The solvent is injected into the OFR section.

This occurs along the length of the OFR section via injection pipes - 8 which are fed by the side pipes 6. Turbulent flow is promoted by the presence of Baffles 11. This increases contacting between the solvent 18 and the algae rich culture mixture.

The OFR section does not have to be made of partially transparent material and can be made of a suitable polymer or metal 17.

When sufficient contacting has taken place and the biolipids from the algae have been removed and enter the liquid solvent phase, the OFR section terminates 7 and enters a settling' section 10.
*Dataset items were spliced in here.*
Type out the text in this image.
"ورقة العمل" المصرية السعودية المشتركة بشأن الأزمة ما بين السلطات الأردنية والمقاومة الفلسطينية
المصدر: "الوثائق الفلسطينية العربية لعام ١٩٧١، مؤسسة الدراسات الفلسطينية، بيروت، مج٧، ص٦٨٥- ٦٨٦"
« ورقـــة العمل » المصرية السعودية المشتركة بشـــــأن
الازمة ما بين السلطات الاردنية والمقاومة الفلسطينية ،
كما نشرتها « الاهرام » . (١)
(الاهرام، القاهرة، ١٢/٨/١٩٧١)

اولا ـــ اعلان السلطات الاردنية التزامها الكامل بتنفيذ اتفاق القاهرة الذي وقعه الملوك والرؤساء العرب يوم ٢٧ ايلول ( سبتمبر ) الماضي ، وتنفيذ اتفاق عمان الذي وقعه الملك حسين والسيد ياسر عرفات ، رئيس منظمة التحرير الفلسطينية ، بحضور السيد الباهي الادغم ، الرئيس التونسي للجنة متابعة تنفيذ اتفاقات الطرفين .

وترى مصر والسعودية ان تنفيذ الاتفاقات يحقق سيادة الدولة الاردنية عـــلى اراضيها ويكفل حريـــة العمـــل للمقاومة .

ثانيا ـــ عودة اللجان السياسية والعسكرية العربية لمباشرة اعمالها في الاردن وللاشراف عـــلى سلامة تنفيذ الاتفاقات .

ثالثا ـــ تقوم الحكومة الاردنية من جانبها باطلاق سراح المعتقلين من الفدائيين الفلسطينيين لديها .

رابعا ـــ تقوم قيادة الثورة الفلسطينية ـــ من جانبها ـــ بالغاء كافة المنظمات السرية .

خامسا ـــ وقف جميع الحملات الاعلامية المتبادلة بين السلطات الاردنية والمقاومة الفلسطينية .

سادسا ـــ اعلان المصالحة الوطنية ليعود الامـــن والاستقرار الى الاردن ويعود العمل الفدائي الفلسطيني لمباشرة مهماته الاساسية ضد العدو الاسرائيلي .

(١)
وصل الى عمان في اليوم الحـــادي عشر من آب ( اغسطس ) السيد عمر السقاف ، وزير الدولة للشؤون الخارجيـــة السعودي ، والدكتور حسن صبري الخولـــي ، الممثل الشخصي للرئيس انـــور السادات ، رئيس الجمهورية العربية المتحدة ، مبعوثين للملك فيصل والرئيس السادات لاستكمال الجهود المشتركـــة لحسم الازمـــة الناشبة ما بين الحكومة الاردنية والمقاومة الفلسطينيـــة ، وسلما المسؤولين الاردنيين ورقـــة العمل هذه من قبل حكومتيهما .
Laminar flow is encouraged within the settling section. The immiscible solvent, containing the biolipids, and culture mixture (water, nutrient and cells) forms two distinct layers that exit the process unit 9.

Claims (5)

1. Claims 1. A photobioreactor solvent extraction process unit that

   promotes/encourages growth of biological entities that produce biolipids, disrupts biological entities to liberate biolipids and then removes said biolipids via solvent extraction from the biological entities, after the biological entities have reached a desirable concentration.
2. 2. A photobioreactor solvent extraction process unit according to claim 1 that is constructed and operated in a direct hybrid plug flow reactor (PFR) and oscillatory flow reactor (OFR) configuration.
3. 3. A photobioreactor solvent extraction process unit according to claims 1 & 2 that has a side entry contacting pattern/delivery system for the extracting solvent.
4. 4. A photobioreactor solvent extraction process unit as according to claim 1, 2, & 3 that has a variable transparency PFR section to negate the phenomenon of phototroph photoinhibition.
5. 5. A photobioreactor solvent extraction process unit as according to claim 4 that incorporates baffles in the OFR section to promote turbulent flow and increase contacting efficiency and has a generic support structure.